Elsevier

Information Systems

Volume 89, March 2020, 101485
Information Systems

An empirical evaluation of exact set similarity join techniques using GPUs

https://doi.org/10.1016/j.is.2019.101485Get rights and content

Highlights

  • A thorough evaluation showing the sweet spot of each different technique for exact set similarity joins using a GPU.

  • In large threshold values the sequential CPU techniques are competitive.

  • In lower threshold values, employing parallel GPU techniques seems beneficial.

  • Overall, GPU techniques may perform worse due to the imposed quadratic space overhead.

  • A CPU-GPU co-process scheme performs better in some cases due to efficient workload balance.

Abstract

Exact set similarity join is a notoriously expensive operation, for which several solutions have been proposed. Recently, there have been studies that present a comparative analysis using MapReduce or a non-parallel setting. Our contribution is that we complement these works through conducting a thorough evaluation of the state-of-the-art GPU-enabled techniques. These techniques are highly diverse in their key features and our experiments manage to reveal the key strengths of each one. As we explain, in real-life applications there is no dominant solution. Depending on specific dataset and query characteristics, each solution, even not using the GPU at all, has its own sweet spot. All our work is repeatable and extensible.

Introduction

Given two collections of sets and a threshold, set similarity join is the operation of computing all pairs, the overlap of which exceeds the given threshold. Similarity joins are used in a range of applications, such as plagiarism detection, web crawling, clustering and data mining and have been the subject of extensive research recently, e.g., [1], [2], [3], [4], [5].

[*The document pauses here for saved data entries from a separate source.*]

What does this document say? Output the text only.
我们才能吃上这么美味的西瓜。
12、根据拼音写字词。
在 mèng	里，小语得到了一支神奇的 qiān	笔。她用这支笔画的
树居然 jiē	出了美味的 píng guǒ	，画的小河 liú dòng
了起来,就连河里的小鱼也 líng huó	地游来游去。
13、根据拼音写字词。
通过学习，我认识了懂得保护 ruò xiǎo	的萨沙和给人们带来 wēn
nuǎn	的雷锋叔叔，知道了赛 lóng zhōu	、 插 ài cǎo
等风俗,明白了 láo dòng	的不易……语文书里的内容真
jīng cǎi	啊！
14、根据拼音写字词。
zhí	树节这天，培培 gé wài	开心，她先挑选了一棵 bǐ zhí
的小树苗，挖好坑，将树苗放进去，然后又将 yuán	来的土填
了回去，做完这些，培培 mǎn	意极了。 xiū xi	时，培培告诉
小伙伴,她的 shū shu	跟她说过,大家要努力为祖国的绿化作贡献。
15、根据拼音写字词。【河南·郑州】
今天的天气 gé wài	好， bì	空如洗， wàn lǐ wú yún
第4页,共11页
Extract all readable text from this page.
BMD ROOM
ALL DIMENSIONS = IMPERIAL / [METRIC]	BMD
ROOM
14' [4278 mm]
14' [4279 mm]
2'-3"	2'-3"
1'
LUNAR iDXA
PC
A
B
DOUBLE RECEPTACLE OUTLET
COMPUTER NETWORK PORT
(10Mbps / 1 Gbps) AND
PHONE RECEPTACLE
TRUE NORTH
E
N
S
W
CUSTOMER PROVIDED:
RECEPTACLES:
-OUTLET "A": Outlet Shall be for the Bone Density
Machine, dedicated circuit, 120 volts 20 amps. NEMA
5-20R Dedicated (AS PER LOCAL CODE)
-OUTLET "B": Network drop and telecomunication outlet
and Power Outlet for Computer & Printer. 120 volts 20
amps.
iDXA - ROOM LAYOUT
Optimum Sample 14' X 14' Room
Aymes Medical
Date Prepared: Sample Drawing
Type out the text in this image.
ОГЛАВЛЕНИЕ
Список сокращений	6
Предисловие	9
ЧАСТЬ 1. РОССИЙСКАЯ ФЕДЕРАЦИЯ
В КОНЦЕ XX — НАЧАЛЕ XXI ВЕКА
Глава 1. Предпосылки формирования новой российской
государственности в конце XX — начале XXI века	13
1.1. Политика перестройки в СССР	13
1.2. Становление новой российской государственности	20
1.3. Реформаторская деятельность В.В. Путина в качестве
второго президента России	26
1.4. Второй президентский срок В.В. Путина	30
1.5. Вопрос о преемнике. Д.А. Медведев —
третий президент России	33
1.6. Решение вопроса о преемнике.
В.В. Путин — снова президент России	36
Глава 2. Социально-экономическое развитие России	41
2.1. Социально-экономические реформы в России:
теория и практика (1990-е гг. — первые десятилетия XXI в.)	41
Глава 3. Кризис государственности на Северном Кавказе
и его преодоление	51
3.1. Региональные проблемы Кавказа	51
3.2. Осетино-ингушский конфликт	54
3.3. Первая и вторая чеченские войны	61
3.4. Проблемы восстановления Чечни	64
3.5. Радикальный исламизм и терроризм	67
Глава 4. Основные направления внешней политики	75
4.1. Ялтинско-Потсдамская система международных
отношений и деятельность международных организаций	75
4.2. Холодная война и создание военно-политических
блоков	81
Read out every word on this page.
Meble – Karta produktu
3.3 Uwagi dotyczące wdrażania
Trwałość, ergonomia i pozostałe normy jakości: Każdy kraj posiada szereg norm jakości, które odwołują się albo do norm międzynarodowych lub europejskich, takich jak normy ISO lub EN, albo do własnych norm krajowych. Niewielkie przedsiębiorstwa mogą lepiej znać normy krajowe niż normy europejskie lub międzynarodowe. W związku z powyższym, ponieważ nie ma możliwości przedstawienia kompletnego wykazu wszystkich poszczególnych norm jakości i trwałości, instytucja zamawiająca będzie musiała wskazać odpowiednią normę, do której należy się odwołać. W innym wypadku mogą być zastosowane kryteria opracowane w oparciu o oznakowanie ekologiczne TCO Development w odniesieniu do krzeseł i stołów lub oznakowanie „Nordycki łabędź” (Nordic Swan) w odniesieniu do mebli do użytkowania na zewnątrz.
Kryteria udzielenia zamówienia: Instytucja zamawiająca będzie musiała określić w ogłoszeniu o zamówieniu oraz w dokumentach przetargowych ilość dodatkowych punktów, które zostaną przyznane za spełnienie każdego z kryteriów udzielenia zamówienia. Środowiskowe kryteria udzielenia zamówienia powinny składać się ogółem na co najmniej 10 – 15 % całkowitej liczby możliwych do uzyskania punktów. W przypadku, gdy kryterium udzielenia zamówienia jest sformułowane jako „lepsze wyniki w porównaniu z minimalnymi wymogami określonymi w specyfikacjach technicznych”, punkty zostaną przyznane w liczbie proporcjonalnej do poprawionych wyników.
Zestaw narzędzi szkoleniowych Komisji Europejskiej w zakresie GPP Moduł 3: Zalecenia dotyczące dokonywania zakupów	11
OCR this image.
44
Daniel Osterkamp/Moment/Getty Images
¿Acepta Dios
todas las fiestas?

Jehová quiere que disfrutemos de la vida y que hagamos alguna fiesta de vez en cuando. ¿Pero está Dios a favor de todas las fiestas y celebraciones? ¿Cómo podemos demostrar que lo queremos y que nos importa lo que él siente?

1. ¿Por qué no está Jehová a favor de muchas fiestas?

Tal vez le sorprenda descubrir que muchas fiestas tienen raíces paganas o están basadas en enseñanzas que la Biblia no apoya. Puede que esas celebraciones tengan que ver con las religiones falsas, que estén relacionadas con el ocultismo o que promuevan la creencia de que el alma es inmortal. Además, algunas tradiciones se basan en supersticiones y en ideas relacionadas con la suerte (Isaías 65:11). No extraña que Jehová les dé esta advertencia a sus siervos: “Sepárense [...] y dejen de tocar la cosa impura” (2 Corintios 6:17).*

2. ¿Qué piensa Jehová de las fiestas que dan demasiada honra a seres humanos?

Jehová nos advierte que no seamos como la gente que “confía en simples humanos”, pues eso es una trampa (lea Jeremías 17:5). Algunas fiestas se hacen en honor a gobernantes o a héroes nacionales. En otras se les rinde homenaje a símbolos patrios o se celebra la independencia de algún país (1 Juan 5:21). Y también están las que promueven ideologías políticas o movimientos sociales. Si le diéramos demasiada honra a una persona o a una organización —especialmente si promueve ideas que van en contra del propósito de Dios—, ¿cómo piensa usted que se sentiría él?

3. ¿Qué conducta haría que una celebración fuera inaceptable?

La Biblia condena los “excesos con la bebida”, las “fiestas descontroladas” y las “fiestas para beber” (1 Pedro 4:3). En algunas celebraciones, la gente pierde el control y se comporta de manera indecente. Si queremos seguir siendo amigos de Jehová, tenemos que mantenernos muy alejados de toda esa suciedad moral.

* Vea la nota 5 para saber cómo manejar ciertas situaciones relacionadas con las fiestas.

In very large datasets, finding similar sets is not trivial. Due to the inherent quadratic complexity, a set similarity join between even medium sized datasets can take hours to complete on a single machine. For example, in the same setting used in our experiments to be presented later, a similarity join over the complete DBLP dataset using a Jaccard threshold of 0.85 takes approximately 8.5 h when employing only a modern CPU. In addition, challenges like high dimensionality, sparsity, unknown data distribution and expensive evaluation arise. To tackle scalability challenges, two main and complementary approaches have been followed. Firstly, to devise sophisticated techniques, which safely prune pairs that cannot meet the threshold as early as possible, typically through simple computations related to the prefix and the suffix of the ordered sets, e.g. [1], [4]. Secondly, to benefit from massive parallelism offered by parallel paradigms such as MapReduce [5], [6], [7], [8] and GPGPU (General-Purpose computing on Graphics Processing Units) [9], [10]. Orthogonally, there exist several proposals that trade accuracy for faster times, such as techniques for approximate set similarity or for nearest neighbor search, e.g., [11], [12], [13] (the detailed discussion of related work is deferred to Section 5). Our work deals with exact set similarities joins exclusively.

Comparative evaluations on the state-of-the-art techniques for set similarity joins that focus on either a MapReduce or a non-parallel single machine setting have recently appeared [1], [14]. The goal of our work is to fill the gap and thoroughly evaluate the state-of-the-art exact set similarity algorithms and techniques in a single machine setup that can benefit from massive parallelism through the usage of a graphics card. Hence, we distinguish our work from [14], where distributed set similarity join algorithms are evaluated. On the other hand, we evaluate techniques, which may use the massive parallelism contrary to the rationale in [1].

Modern GPUs offer a high-parallel environment at low cost. As a result, GPGPU has been introduced to accelerate a large variety of applications [15]. In general, GPGPU takes advantage of the different and complementary characteristics offered by CPUs and GPUs to improve performance. It has been employed in domains like deep learning, bioinformatics, numerical analytics and many others. However, implementing existing algorithms and techniques on a GPU requires in-depth knowledge of the hardware specifications and is often counter-intuitive. In addition, not all tasks are suitable for GPU-side processing. A traditional CPU surpasses at complex branching in application logic, while a GPU is superior at mass parallel execution of simple tasks and floating point operations [16].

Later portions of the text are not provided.